As soon as I popped in it freaked out and started scritching much more loudly. I tried to calm it down but it just got more and more agitated. Eventually I tried making some scritching noises myself, a calming sort of scritch if you know what I mean, and that worked wonders. We sat there for probably 20 minutes having this conversation in Scritchish. I didn't know what the hell I was saying, just going 'scritch scritch' pretty much randomly, but this little beast lapped it up - laughing, interjecting, at one point he even got me a beer from the little fridge - this stuff called 'Scritch' in a can about as big as a glue-stick. Tasted horrible.
So eventually I got bored. I thought of grabbing him and taking him back for medical science and probable money and fame, but he'd given me the beer and everything, so in the end I just turned around, gave him a little wave, said 'scritch' a few times and climbed back up through the ducting and out into the cinema. Very odd.


Killer Monkeys

I've been thinking about monkey experiments. What would happen if you gave a .38 to a troupe of macaques?
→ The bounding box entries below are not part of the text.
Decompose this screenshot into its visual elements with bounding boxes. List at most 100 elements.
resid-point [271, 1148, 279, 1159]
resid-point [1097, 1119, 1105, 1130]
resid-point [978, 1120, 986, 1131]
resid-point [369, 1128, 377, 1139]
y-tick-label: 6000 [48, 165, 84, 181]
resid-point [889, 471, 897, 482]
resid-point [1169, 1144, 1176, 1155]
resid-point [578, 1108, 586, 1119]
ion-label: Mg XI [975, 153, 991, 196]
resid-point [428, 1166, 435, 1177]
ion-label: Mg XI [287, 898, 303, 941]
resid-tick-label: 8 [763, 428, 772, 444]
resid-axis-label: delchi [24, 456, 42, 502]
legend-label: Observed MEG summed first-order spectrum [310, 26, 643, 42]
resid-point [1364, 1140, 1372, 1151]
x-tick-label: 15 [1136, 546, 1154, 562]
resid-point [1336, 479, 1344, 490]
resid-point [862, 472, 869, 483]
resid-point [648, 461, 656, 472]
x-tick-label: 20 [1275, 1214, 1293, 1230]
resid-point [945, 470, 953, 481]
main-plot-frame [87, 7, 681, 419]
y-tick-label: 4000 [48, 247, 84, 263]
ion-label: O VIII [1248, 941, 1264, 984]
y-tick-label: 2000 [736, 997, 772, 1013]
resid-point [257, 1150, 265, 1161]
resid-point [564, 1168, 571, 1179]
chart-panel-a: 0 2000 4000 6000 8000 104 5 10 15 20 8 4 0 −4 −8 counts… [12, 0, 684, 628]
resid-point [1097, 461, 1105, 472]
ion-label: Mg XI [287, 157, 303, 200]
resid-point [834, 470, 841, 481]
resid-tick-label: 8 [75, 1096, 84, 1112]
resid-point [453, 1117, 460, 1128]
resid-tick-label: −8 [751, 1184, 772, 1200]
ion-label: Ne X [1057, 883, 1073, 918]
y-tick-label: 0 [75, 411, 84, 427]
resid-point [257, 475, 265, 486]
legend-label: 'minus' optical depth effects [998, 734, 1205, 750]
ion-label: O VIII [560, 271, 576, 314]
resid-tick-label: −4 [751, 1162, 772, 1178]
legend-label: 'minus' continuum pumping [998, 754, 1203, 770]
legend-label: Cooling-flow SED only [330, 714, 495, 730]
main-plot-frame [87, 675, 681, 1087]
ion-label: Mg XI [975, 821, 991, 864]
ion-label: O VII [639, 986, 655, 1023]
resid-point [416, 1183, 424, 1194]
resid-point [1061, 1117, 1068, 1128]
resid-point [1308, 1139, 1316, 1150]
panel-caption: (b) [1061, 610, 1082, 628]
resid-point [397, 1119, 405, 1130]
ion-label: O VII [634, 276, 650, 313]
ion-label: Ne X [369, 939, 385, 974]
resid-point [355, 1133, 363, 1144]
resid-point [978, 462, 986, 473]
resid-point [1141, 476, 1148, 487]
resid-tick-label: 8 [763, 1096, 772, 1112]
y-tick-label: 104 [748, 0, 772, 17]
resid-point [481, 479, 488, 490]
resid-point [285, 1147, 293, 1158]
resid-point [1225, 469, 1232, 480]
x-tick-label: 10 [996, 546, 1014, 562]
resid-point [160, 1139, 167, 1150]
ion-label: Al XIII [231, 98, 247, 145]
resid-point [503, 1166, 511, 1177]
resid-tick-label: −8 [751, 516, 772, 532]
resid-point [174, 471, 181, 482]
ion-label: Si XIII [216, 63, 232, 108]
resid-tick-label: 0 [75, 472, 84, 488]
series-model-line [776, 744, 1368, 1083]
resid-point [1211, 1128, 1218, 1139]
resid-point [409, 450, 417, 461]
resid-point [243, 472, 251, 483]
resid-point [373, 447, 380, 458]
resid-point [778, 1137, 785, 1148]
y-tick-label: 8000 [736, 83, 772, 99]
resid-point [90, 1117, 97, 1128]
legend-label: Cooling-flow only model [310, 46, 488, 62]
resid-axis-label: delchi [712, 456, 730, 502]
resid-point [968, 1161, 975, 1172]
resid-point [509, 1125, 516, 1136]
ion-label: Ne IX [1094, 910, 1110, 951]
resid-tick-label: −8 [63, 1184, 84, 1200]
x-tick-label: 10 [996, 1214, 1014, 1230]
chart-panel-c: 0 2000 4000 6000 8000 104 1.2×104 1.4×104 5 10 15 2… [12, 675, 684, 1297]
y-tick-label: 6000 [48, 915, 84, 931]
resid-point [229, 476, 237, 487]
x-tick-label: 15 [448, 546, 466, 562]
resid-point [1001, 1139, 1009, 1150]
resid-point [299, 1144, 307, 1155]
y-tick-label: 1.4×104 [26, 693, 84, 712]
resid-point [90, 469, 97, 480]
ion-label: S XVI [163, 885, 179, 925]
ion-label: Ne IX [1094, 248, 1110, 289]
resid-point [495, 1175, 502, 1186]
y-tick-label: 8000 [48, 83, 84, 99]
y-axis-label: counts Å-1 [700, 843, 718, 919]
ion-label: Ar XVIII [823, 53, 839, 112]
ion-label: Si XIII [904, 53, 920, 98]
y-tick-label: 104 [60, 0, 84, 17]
"As Lionel had expected they were all, especially the young males, intensely curious about the new object in their enclosure. The male they had named Bobby was the one who eventually managed to pull the trigger, blowing a hole in a log and scattering screaming monkeys in every direction. After that the gun lay on the ground and was given a very wide berth by the whole troupe. Eventually though Bobby began playing with it again, at first gingerly, but after some weeks with increasing confidence, until eventually he grasped the fact that if he pulled the trigger then there was a loud, frightening noise, and a piece of the enclosure would explode. Lionel had doubts that Bobby would ever make the conceptual leap that would allow him to aim the weapon, but he was proved wrong one morning when Bobby, trying to mate with one of the females was chased off by Matumbo, the alpha male, and then scratched and bitten when Matumbo chased him into a corner from which Bobby could not escape. Lionel watched, fascinated, as Bobby scampered across the enclosure, picked up the weapon and sat, turning it in in his nimble, leathery hands. Bobby sat for a full minute, rocking, turning the gun, then moved across towards Matumbo, dragging the heavy weapon through the wet grass. Matumbo, seeing his approach, began to go into classic aggressive dominance poses, puffing his chest and baring his teeth.
Bobby lifted the gun, aimed and shot him in the head, then dropped the weapon and ran.
After this horrifying incident the whole troupe ostracised Bobby, who became withdrawn, and refused to eat. Then, 4 days later, one of the immature juveniles picked up the gun, which had lay in the long grass since Matumbo's death, and began playing with it. Curious, he twisted it in all directions while his mother screamed a warning from behind him. Lionel decided the experiment was over when the juvenile sniffed the handle, looked carefully down the barrel and pulled the trigger."